Frente a sus ojos cansados, mis ojos se me cansan otra vez… Torna la brisa, cual una mariposa que quisiera volar y a la que, de pronto, se le doblaran las alas… las alas…, mis párpados flojos, que, de pronto, se cerraran…
Capítulo setenta y seis Los fuegos
Para septiembre, en las noches de velada, nos poníamos en el cabezo que hay detrás de la casa del huerto, a sentir el pueblo en fiesta desde aquella paz fragante que emanaban los nardos de la alberca. Pioza, el viejo guarda de viñas, borracho en el suelo de la era, tocaba cara a la luna, hora tras hora, su caracol.

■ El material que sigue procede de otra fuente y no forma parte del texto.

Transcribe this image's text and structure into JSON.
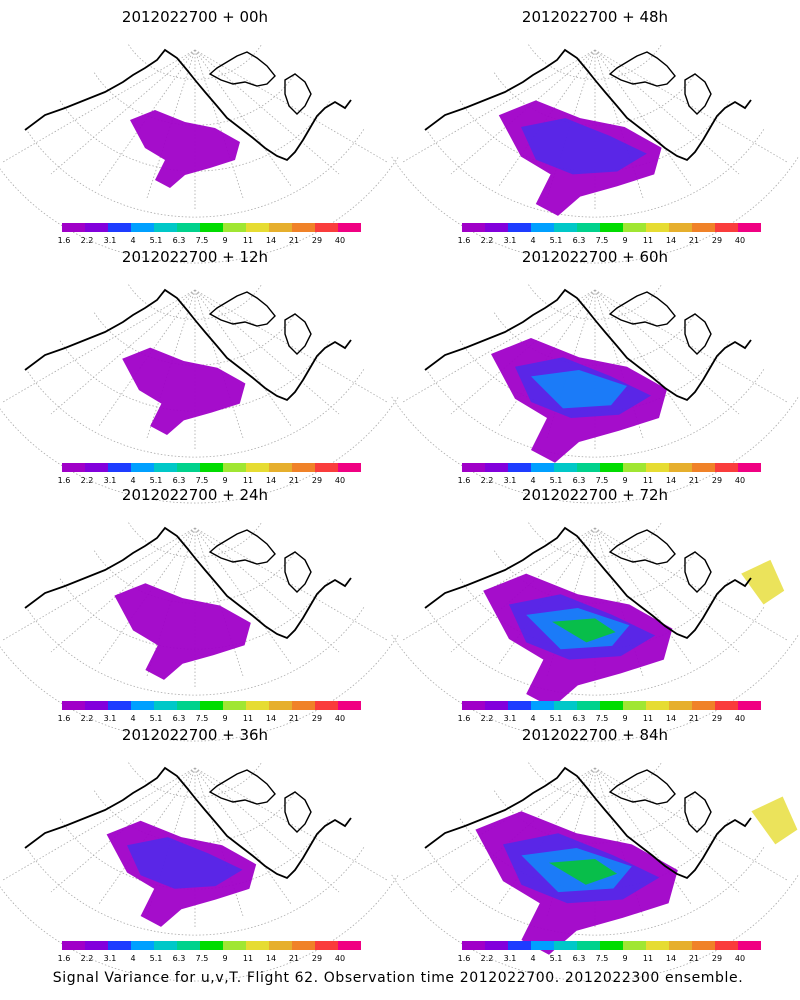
{
  "footer": "Signal Variance for u,v,T. Flight 62. Observation time 2012022700. 2012022300 ensemble.",
  "colorbar": {
    "labels": [
      "1.6",
      "2.2",
      "3.1",
      "4",
      "5.1",
      "6.3",
      "7.5",
      "9",
      "11",
      "14",
      "21",
      "29",
      "40"
    ],
    "colors": [
      "#a000c8",
      "#8200dc",
      "#1e3cff",
      "#00a0ff",
      "#00c8c8",
      "#00d28c",
      "#00dc00",
      "#a0e632",
      "#e6dc32",
      "#e6af2d",
      "#f08228",
      "#fa3c3c",
      "#f00082"
    ]
  },
  "panels": [
    {
      "title": "2012022700 + 00h",
      "level": 0
    },
    {
      "title": "2012022700 + 12h",
      "level": 1
    },
    {
      "title": "2012022700 + 24h",
      "level": 2
    },
    {
      "title": "2012022700 + 36h",
      "level": 3
    },
    {
      "title": "2012022700 + 48h",
      "level": 4
    },
    {
      "title": "2012022700 + 60h",
      "level": 5
    },
    {
      "title": "2012022700 + 72h",
      "level": 6
    },
    {
      "title": "2012022700 + 84h",
      "level": 7
    }
  ],
  "map_colors": {
    "fill_main": "#a000c8",
    "fill_mid": "#8200dc",
    "fill_blue": "#1e3cff",
    "fill_cyan": "#00a0ff",
    "fill_teal": "#00c8c8",
    "fill_green": "#00dc00",
    "fill_yellow": "#e6dc32",
    "grid": "#aaaaaa",
    "coast": "#000000"
  }
}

Ya tarde, quemaban los fuegos. Primero eran sordos estampidos enanos; luego, cohetes sin cola, que se abrían arriba, en un suspiro, cual un ojo estrellado que viese, un instante, rojo, morado, azul el campo; y otros, cuyo esplendor caía como una doncellez desnuda que se doblara de espaldas, como un sauce de sangre que gotease flores de luz ¡Oh, qué pavos reales encendidos, qué macizos aéreos de claras rosas, qué faisanes de fuego por jardines de estrellas¡
Platero, cada vez que sonaba un estallido, se estremecía, azul, morado, rojo en el súbito iluminarse del espacio; y en la claridad vacilante, que agrandaba y encogía su sombra sobre el cabezo, yo veía sus grandes ojos negros que me miraban asustados.